Job Description
We are seeking an experienced Research Scientist or Engineer to help define and build the next generation of AI infrastructure. In this role, you will work at the intersection of large-scale systems, AI, and emerging hardware to design infrastructure that enables reliable, efficient, and scalable AI workloads at ByteDance.
You will work closely with tech leaders, architects, and product teams to translate evolving AI requirements into robust infrastructure architectures. The role involves identifying emerging trends in AI algorithms and systems, designing scalable system architectures, and driving innovations that improve performance, reliability, and cost efficiency across the AI stack.
Responsibilities
AI Infrastructure Architecture
Design and evaluate scalable infrastructure architectures for large-scale ML workloads across compute, storage, and networking. Develop technical proposals and specifications that guide next-generation AI infrastructure systems.

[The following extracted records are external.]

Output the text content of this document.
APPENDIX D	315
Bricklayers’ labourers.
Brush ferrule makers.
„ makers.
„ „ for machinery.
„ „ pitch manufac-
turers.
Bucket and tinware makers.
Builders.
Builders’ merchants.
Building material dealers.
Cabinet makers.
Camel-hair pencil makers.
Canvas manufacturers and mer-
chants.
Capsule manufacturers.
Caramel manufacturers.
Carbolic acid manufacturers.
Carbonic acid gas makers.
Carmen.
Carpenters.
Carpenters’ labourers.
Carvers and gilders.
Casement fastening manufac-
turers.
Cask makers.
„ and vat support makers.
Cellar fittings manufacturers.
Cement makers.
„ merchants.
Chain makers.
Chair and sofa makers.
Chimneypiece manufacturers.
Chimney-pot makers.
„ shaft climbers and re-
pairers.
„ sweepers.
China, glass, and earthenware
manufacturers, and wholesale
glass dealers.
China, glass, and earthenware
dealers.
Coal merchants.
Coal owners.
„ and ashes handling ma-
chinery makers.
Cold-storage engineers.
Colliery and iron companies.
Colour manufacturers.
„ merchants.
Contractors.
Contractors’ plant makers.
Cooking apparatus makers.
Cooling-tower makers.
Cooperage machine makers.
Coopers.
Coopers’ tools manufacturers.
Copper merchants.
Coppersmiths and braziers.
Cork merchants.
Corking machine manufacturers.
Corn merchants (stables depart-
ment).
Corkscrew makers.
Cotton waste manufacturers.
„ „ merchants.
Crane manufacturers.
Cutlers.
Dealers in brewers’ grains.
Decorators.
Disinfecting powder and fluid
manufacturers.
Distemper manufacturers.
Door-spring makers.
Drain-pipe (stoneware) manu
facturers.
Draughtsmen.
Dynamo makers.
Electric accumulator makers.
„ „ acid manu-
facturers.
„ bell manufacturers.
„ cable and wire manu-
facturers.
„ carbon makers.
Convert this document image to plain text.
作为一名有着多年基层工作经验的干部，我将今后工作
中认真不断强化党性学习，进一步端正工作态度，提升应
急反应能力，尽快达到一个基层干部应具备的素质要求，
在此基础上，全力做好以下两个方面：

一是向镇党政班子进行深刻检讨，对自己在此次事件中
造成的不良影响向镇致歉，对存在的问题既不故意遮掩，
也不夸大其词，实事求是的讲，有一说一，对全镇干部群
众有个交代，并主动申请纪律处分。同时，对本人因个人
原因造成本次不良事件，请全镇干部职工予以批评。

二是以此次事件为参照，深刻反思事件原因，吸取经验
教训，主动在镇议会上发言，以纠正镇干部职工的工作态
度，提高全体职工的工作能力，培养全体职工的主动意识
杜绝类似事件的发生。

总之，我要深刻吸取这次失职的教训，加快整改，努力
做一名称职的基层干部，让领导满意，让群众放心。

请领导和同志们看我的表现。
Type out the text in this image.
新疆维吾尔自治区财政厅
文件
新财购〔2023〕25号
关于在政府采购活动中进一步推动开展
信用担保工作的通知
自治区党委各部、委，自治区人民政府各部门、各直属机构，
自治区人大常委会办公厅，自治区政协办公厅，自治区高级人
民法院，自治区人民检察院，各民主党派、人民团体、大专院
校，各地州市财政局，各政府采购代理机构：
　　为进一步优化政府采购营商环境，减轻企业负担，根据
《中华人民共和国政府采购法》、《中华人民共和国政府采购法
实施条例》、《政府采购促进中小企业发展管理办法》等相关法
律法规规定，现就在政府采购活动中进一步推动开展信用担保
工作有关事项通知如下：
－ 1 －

Research & Technology Exploration
Track emerging trends in AI systems, distributed computing, and hardware acceleration. Conduct technical investigations and prototypes, and share insights through technical reports and presentations.
Performance & System Optimization
Analyze and optimize performance across the ML infrastructure stack—including scheduling, networking, storage, and training frameworks—through benchmarking, experimentation, and bottleneck analysis.
Cross-Team Technical Alignment
Work across research and engineering teams to translate AI workload requirements into scalable infrastructure solutions, providing architectural guidance and driving cross-team technical initiatives.
The base salary range for this position in the selected city is $212800 - $387600 annually.